Netzwerkwahl bei Überquerung von Hoheitsgewässern: Wie Multi-Network-SIMs Versorgungslücken verhindern

Das Schiff ist 45 Minuten von Esbjerg entfernt und fährt südwärts durch die Nordsee. Die Konnektivität der Besatzung ist im dänischen Netz stabil. Dann, irgendwo zwischen den dänischen und deutschen ausschließlichen Wirtschaftszonen, bricht die Verbindung ab. Der Router verliert seinen registrierten Netzbetreiber.
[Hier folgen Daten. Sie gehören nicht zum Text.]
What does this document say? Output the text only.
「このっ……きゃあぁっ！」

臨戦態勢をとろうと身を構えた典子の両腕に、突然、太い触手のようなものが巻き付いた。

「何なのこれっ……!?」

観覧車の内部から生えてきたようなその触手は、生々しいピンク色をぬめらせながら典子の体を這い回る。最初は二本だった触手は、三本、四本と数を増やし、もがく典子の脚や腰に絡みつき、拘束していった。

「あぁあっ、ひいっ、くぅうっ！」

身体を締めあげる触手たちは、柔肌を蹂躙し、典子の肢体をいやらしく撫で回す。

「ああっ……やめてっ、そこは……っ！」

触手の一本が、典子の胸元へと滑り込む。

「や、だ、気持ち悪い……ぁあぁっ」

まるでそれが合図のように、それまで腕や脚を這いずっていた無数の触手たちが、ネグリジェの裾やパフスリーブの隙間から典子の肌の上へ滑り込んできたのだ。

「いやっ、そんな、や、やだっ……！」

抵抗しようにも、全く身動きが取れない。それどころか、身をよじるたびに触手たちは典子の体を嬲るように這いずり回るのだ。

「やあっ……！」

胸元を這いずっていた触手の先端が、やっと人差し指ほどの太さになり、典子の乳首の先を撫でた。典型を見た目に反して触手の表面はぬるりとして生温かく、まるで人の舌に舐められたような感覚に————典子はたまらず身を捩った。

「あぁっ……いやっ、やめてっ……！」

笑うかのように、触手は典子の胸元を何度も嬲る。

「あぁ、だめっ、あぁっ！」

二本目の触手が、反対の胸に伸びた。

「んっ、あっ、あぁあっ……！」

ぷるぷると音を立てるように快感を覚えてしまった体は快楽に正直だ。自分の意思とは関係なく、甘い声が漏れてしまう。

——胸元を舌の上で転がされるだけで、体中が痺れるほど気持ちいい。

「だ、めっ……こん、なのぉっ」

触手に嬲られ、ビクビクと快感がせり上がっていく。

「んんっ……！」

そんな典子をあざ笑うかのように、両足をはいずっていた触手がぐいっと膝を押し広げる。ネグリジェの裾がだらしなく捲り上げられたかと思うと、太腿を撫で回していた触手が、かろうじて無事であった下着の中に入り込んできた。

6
Er sucht nach einem neuen Netzwerk, findet einen deutschen Betreiber, versucht sich zu registrieren, schlägt beim ersten Versuch fehl, da die bevorzugte Netzwerkl extended des SIM die Verbindung zurück zum dänischen Betreiber lenkt, der nun außer Reichweite ist. Dreißig Sekunden vergehen. Eine Minute. Der diensthabende Ingenieur setzt den Router manuell zurück. Die Verbindung kommt über ein deutsches Netz wieder zustande, aber die Unterbrechung hat dem Schiff bereits sein Echtzeit-Positionsmeldefenster und eine geplante Datensynchronisierung mit dem Landbetrieb gekostet.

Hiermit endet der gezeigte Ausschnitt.